10:19 pm on Jan 30, 2003 (gmt 0)

10+ Year Member



I have a simple question (I think). On my website I have a right toolbar that is on every page. On it I have a section called "Useful Tools" and have links to weather.com, mapquest, etc... Now would this cause me to leak PR? If so what is the best solution use JavaScript? My website is a PR6 and I'm having a problem getting my PR higher. And yes I keep adding about 60 pages of good, original content and reciprocal links a month. I'm just looking to optimize my PR and I'm also just curious. I'm sure if it is leaking it is a small amount, but I don't think weather.com will be linking to me anytime soon.

Thanks,
Catnip

Quinn

10:29 pm on Jan 30, 2003 (gmt 0)

10+ Year Member



Your PR, for any specific page, is only determined by the sites that link to you. Not by what you link to...

Your page has a PR of 6. You can link to ten million pages and your page will still have a 6. You can distribute a large portion of that to one page, or smaller portions to many pages....

fathom

11:25 pm on Jan 30, 2003 (gmt 0)

WebmasterWorld Senior Member 10+ Year Member Top Contributors Of The Month



Personal Catnip I would Javascript all of the side bar external links except one per page - making a different site a standard link on each subsequent page.

By linking out to all on every page you are limiting internal PageRank transfer within your site.

In addition, by having a single outbound (standard) link on each page you are linking to authority sites on each page - and this helps you in the long run.

stevenha

11:45 pm on Jan 30, 2003 (gmt 0)

10+ Year Member



That is an excellent suggestion fathom. And for Catnip's benefit, I think Quinn's post is representative of the "PR-leak-deny'ers" camp, whereas others are in the "PR-leak-does-happen" camp.
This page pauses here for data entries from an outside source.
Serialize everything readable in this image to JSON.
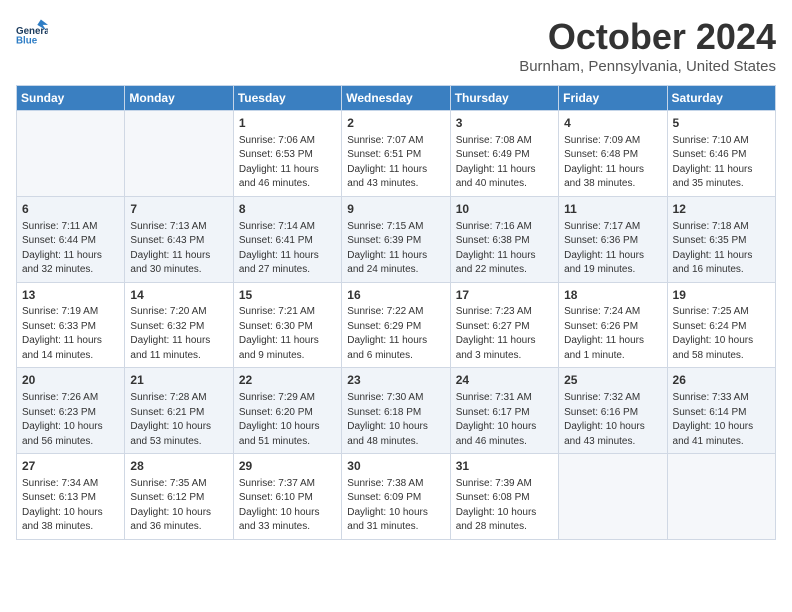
{
  "header": {
    "logo_line1": "General",
    "logo_line2": "Blue",
    "month": "October 2024",
    "location": "Burnham, Pennsylvania, United States"
  },
  "weekdays": [
    "Sunday",
    "Monday",
    "Tuesday",
    "Wednesday",
    "Thursday",
    "Friday",
    "Saturday"
  ],
  "weeks": [
    [
      {
        "day": "",
        "info": ""
      },
      {
        "day": "",
        "info": ""
      },
      {
        "day": "1",
        "info": "Sunrise: 7:06 AM\nSunset: 6:53 PM\nDaylight: 11 hours and 46 minutes."
      },
      {
        "day": "2",
        "info": "Sunrise: 7:07 AM\nSunset: 6:51 PM\nDaylight: 11 hours and 43 minutes."
      },
      {
        "day": "3",
        "info": "Sunrise: 7:08 AM\nSunset: 6:49 PM\nDaylight: 11 hours and 40 minutes."
      },
      {
        "day": "4",
        "info": "Sunrise: 7:09 AM\nSunset: 6:48 PM\nDaylight: 11 hours and 38 minutes."
      },
      {
        "day": "5",
        "info": "Sunrise: 7:10 AM\nSunset: 6:46 PM\nDaylight: 11 hours and 35 minutes."
      }
    ],
    [
      {
        "day": "6",
        "info": "Sunrise: 7:11 AM\nSunset: 6:44 PM\nDaylight: 11 hours and 32 minutes."
      },
      {
        "day": "7",
        "info": "Sunrise: 7:13 AM\nSunset: 6:43 PM\nDaylight: 11 hours and 30 minutes."
      },
      {
        "day": "8",
        "info": "Sunrise: 7:14 AM\nSunset: 6:41 PM\nDaylight: 11 hours and 27 minutes."
      },
      {
        "day": "9",
        "info": "Sunrise: 7:15 AM\nSunset: 6:39 PM\nDaylight: 11 hours and 24 minutes."
      },
      {
        "day": "10",
        "info": "Sunrise: 7:16 AM\nSunset: 6:38 PM\nDaylight: 11 hours and 22 minutes."
      },
      {
        "day": "11",
        "info": "Sunrise: 7:17 AM\nSunset: 6:36 PM\nDaylight: 11 hours and 19 minutes."
      },
      {
        "day": "12",
        "info": "Sunrise: 7:18 AM\nSunset: 6:35 PM\nDaylight: 11 hours and 16 minutes."
      }
    ],
    [
      {
        "day": "13",
        "info": "Sunrise: 7:19 AM\nSunset: 6:33 PM\nDaylight: 11 hours and 14 minutes."
      },
      {
        "day": "14",
        "info": "Sunrise: 7:20 AM\nSunset: 6:32 PM\nDaylight: 11 hours and 11 minutes."
      },
      {
        "day": "15",
        "info": "Sunrise: 7:21 AM\nSunset: 6:30 PM\nDaylight: 11 hours and 9 minutes."
      },
      {
        "day": "16",
        "info": "Sunrise: 7:22 AM\nSunset: 6:29 PM\nDaylight: 11 hours and 6 minutes."
      },
      {
        "day": "17",
        "info": "Sunrise: 7:23 AM\nSunset: 6:27 PM\nDaylight: 11 hours and 3 minutes."
      },
      {
        "day": "18",
        "info": "Sunrise: 7:24 AM\nSunset: 6:26 PM\nDaylight: 11 hours and 1 minute."
      },
      {
        "day": "19",
        "info": "Sunrise: 7:25 AM\nSunset: 6:24 PM\nDaylight: 10 hours and 58 minutes."
      }
    ],
    [
      {
        "day": "20",
        "info": "Sunrise: 7:26 AM\nSunset: 6:23 PM\nDaylight: 10 hours and 56 minutes."
      },
      {
        "day": "21",
        "info": "Sunrise: 7:28 AM\nSunset: 6:21 PM\nDaylight: 10 hours and 53 minutes."
      },
      {
        "day": "22",
        "info": "Sunrise: 7:29 AM\nSunset: 6:20 PM\nDaylight: 10 hours and 51 minutes."
      },
      {
        "day": "23",
        "info": "Sunrise: 7:30 AM\nSunset: 6:18 PM\nDaylight: 10 hours and 48 minutes."
      },
      {
        "day": "24",
        "info": "Sunrise: 7:31 AM\nSunset: 6:17 PM\nDaylight: 10 hours and 46 minutes."
      },
      {
        "day": "25",
        "info": "Sunrise: 7:32 AM\nSunset: 6:16 PM\nDaylight: 10 hours and 43 minutes."
      },
      {
        "day": "26",
        "info": "Sunrise: 7:33 AM\nSunset: 6:14 PM\nDaylight: 10 hours and 41 minutes."
      }
    ],
    [
      {
        "day": "27",
        "info": "Sunrise: 7:34 AM\nSunset: 6:13 PM\nDaylight: 10 hours and 38 minutes."
      },
      {
        "day": "28",
        "info": "Sunrise: 7:35 AM\nSunset: 6:12 PM\nDaylight: 10 hours and 36 minutes."
      },
      {
        "day": "29",
        "info": "Sunrise: 7:37 AM\nSunset: 6:10 PM\nDaylight: 10 hours and 33 minutes."
      },
      {
        "day": "30",
        "info": "Sunrise: 7:38 AM\nSunset: 6:09 PM\nDaylight: 10 hours and 31 minutes."
      },
      {
        "day": "31",
        "info": "Sunrise: 7:39 AM\nSunset: 6:08 PM\nDaylight: 10 hours and 28 minutes."
      },
      {
        "day": "",
        "info": ""
      },
      {
        "day": "",
        "info": ""
      }
    ]
  ]
}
It's not just external "sites" linking in that determines a page's PageRank. PR is also determined by how all your internal pages circulate their PageRank during the iterative PR calculation.
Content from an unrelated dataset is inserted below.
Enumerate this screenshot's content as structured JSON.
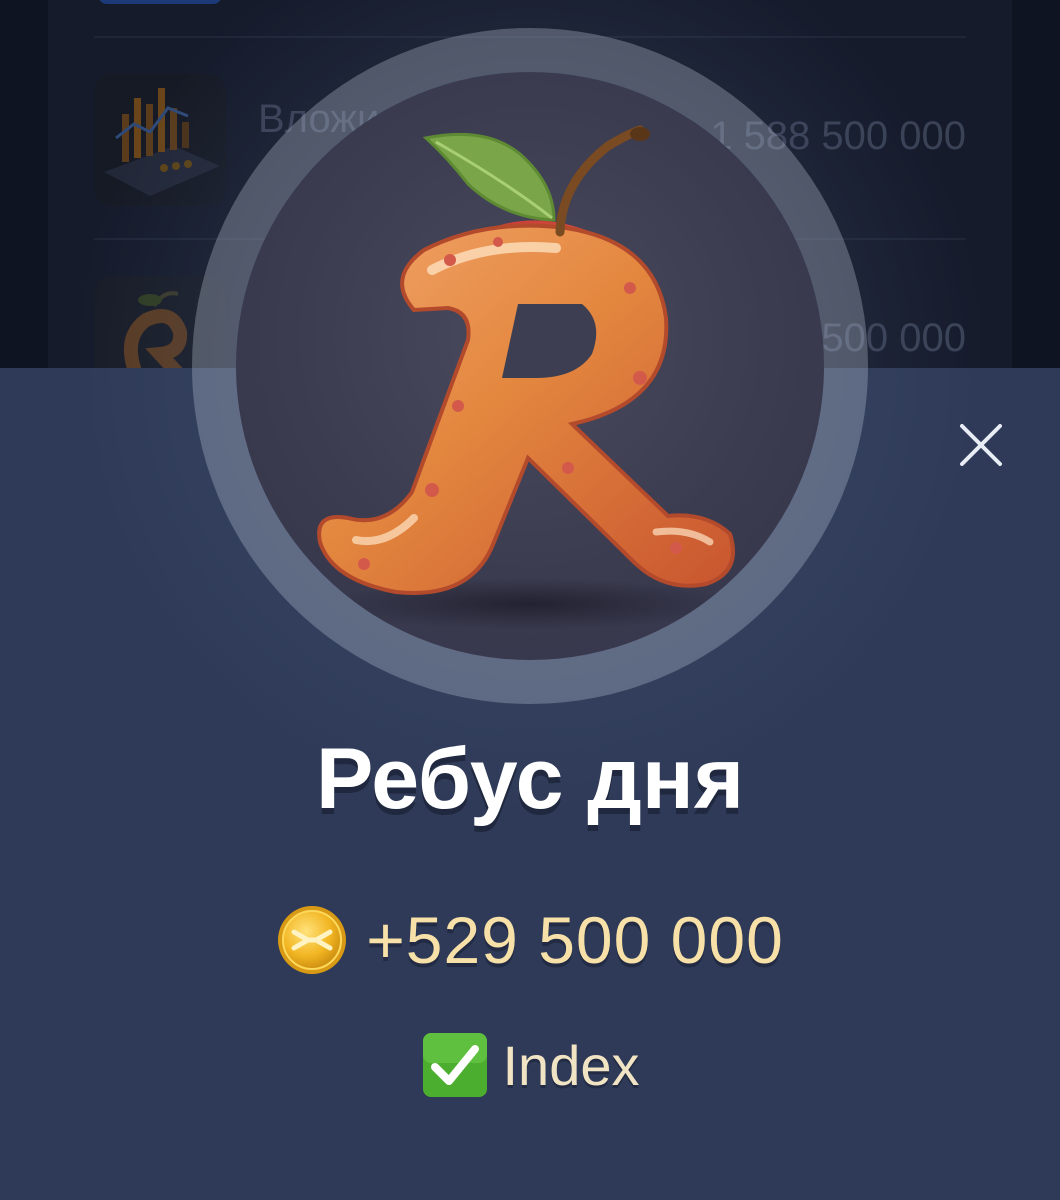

Quinn's example is extremely unlikely. More likely, the PR6 page probably links to other internal pages, which in turn link to the home page, which links to the PR6 page. ( PR circulates). If you suddenly add 10 million links to your PR6 page, it could affect the PR6 page's PageRank, when PR is recalculated after the next update.

Catnip

12:01 am on Jan 31, 2003 (gmt 0)

10+ Year Member



Thanks guys for you thoughts. I think I will use JavaScript just to be safe :)

fathom

12:02 am on Jan 31, 2003 (gmt 0)

WebmasterWorld Senior Member 10+ Year Member Top Contributors Of The Month



a related thread

[webmasterworld.com...] Rank[/url]
Links to non-content pages

Quinn

12:04 am on Jan 31, 2003 (gmt 0)

10+ Year Member




representative of the "PR-leak-deny'ers" camp, whereas others are in the "PR-leak-does-happen" camp.

I think this is a matter of semantics.

Outbound links do not drop your PR, but there is a question on the value distributing the PR to another entity, than back to your site. I think the word 'leak' tends to make people think that there is a fluid quality to PR where it's going in one link and out another without benefiting their page/site.

fathom

12:18 am on Jan 31, 2003 (gmt 0)

WebmasterWorld Senior Member 10+ Year Member Top Contributors Of The Month



A agree totally Quinn.

I think this is a matter of semantics

Many unknowingly confuse the term "PR linkage" as a drop in PR for the page in question - when actually the term refers to the spreading on PR across many paths, and simple division... the more paths that have access to this PR, the less each path gets.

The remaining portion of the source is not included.